This depends largely on how the Private Email Network (PEN) you are using for a specific message is set up.
In many situations, it is necessary for the email2 message (or conversation / thread) to remain an email2 message, served by the same Private Email Network (PEN) for its entire life cycle so that tracking and audit integrity is not compromised. Additionally, many senders set specific security options for email2 message such as who can reply, forward, etc. Allowing users to reply to secure email2 messages as basic email messages would circumvent the original intentions of the sender.
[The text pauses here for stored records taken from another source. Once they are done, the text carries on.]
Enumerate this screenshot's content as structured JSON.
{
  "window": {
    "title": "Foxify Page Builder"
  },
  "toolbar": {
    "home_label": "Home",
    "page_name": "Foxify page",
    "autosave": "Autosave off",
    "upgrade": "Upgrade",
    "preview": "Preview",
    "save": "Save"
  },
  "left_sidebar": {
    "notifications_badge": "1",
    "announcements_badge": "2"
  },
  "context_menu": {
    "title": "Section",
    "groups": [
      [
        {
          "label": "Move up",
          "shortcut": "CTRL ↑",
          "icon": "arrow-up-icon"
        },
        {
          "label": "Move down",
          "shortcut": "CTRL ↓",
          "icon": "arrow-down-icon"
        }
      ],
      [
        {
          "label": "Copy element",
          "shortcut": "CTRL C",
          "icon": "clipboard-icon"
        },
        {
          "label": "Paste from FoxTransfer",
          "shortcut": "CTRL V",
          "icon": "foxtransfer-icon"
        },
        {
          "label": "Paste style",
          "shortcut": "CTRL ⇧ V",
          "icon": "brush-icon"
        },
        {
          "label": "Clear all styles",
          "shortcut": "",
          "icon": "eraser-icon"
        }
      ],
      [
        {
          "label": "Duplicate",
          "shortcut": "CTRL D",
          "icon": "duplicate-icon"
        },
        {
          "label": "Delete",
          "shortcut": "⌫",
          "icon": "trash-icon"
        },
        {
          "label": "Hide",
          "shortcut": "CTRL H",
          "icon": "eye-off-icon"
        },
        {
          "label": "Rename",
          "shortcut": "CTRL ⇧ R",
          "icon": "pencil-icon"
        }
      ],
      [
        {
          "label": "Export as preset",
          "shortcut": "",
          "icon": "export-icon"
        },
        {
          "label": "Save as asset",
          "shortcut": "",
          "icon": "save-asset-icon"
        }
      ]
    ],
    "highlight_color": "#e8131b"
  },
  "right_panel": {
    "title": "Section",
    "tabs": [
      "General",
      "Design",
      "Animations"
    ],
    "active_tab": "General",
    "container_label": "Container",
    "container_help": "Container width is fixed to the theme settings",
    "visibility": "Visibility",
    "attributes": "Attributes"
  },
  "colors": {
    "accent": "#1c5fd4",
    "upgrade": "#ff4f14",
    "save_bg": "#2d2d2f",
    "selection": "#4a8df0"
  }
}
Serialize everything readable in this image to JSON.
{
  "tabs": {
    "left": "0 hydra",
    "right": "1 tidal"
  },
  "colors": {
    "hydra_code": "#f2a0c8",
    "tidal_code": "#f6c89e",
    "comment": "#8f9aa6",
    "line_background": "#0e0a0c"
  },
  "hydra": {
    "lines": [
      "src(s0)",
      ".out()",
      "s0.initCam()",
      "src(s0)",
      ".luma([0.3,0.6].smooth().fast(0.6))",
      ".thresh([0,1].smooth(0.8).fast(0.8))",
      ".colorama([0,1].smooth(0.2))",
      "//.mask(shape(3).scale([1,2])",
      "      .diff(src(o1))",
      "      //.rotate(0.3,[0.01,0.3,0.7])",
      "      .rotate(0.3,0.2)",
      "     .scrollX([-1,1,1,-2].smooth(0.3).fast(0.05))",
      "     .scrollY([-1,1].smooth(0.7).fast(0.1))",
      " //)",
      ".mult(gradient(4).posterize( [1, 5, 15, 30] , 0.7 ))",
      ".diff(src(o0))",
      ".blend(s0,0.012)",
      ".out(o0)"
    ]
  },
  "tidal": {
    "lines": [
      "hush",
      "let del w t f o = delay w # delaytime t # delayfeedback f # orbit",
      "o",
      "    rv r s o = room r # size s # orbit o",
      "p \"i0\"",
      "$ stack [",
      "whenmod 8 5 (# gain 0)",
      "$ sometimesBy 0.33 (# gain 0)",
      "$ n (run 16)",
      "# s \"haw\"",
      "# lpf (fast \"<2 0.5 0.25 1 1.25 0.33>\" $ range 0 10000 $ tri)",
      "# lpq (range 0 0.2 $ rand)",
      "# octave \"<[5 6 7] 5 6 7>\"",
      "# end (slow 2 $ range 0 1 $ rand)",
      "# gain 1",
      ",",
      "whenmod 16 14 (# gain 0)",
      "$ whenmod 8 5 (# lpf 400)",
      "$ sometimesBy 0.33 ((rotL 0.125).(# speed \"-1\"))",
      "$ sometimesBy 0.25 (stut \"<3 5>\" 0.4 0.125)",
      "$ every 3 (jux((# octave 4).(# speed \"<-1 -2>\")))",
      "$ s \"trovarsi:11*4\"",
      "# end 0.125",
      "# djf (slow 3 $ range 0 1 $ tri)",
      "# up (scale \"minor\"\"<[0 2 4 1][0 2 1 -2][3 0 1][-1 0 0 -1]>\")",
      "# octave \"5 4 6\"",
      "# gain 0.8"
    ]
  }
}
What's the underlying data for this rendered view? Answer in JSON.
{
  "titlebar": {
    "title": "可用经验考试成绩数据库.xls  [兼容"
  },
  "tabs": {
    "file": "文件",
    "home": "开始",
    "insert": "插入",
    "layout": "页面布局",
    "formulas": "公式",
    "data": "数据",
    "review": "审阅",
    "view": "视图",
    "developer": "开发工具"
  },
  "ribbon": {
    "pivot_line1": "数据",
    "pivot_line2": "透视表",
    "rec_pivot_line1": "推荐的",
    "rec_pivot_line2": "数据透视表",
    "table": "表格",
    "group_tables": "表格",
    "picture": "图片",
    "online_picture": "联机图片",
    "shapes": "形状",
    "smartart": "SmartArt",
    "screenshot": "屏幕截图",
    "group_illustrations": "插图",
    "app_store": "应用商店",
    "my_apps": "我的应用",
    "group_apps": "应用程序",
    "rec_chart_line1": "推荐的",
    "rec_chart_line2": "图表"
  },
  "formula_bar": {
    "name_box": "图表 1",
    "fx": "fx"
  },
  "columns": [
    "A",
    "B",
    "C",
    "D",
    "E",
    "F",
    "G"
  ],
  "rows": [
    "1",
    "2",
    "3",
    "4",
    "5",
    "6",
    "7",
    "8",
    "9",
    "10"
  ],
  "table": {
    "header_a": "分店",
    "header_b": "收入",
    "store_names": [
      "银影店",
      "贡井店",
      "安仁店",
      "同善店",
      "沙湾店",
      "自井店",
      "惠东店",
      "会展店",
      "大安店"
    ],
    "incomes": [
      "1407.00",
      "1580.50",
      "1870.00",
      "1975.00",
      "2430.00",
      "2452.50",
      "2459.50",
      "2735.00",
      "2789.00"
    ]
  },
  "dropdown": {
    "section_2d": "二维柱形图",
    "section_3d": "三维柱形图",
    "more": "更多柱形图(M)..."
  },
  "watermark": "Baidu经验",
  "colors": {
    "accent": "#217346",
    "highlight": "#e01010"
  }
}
If this is the case and your PEN is configured to enforce that every subsequent action to an email2 message is served by the same PEN, then recipients to your messages will have to reply using email2 on your PEN (tamper proof). They can, of course, take the content of your message, paste it into a new email1 message and send it along that way – or take a digital picture of their monitor and send the content via email1 - BUT at least the content did not leak from your PEN, making it very difficult for the recipient at fault to prove you did wrong doing (e.g. leak confidential information).
The purpose of email2 is NOT to protect the data after it made it safely to the intended recipients. Protecting content and attachments once they reside on the recipients' computer is something that many technologists have been trying to address for a long time. If this is the problem you are trying to address, we recommend that you look into Microsoft’s Information Rights Management (IRM) technology, which obviously works with email2.